The verdict report MUST also include:
- Tests added/updated: list any new or modified test files with test count changes
- Coverage gaps remaining: list any features still lacking test coverage
- Warnings status: confirm zero compiler/linter warnings, or list any remaining
Recommended usage patterns
Launch and smoke test a packaged app
- launch app
- confirm window appears and app becomes frontmost
- assert log startup markers or DB initialization
- capture screenshot
Verify a settings change
- open settings through menu or shortcut
- toggle control
- assert config or DB state changed
- capture screenshot of settings UI
Verify state persistence across relaunch
- create state in app
- assert DB or file state exists
- quit and relaunch
- verify restored state in UI and persistent store
Verify agent or provider detection in a desktop app
- open provider or agent settings UI
- run detection or refresh flow
- assert log lines, DB rows, or config updates
- capture screenshot of visible badges or status
Verify terminal-style apps with canvas output
- use AppleScript or
System Events only for window, tab, menu, and input routing
- do not claim terminal text correctness from canvas pixels alone
- assert via logs, PTY transcripts, SQLite session state, or test hooks instead
Tooling bundled with this skill
scripts/run-applescript.sh
Thin wrapper around osascript for inline or piped AppleScript.
scripts/capture-evidence.sh
Creates a run artifact folder with screenshot, logs, DB backups, and metadata.
scripts/sqlite-assert.sh
Runs a query and enforces a simple expected result.
scripts/log-assert.sh
Checks that a log file contains an expected string or regex and counts total matches.
scripts/self-test.sh
Runs a local smoke test for permissions, assertions, evidence capture, and global resolution prerequisites.
References
Open only what you need:
references/landscape.md
Current open-source AppleScript, MCP, and native desktop automation tooling.
references/assertion-model.md
How to turn native UI flows into trustworthy end-to-end proofs.
references/use-cases.md
Detailed scenario catalog for native macOS app QA.
Guardrails
- NEVER skip step 0 (code analysis and test maintenance). Even if no files changed, check for coverage gaps. The codebase evolves constantly and tests must keep up.
- NEVER report "no changes, skipping" without first analyzing test coverage gaps. A file may not have changed, but its tests may be missing or incomplete.
- Do not claim "end-to-end verified" if you only drove the UI but never asserted state.
- Do not claim terminal or canvas text correctness from screenshots alone.

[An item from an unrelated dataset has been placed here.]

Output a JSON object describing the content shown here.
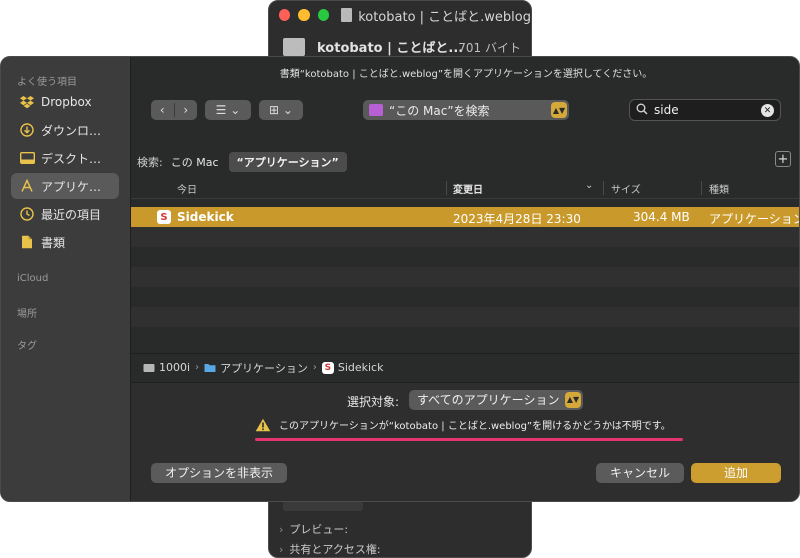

- Do not silently ignore Accessibility or Screen Recording permission failures.
- Prefer targeted assertions and scoped artifacts over copying full logs or databases.
- When a native app has both web content and native chrome, use this skill for the native parts and
$playwright or $playwright-interactive for the browser parts.
- When writing tests, follow existing project conventions exactly — read existing test files first.
- Always run
cargo build, cargo test, npx vitest run, and npx tsc --noEmit and confirm zero warnings/errors before recording a verdict.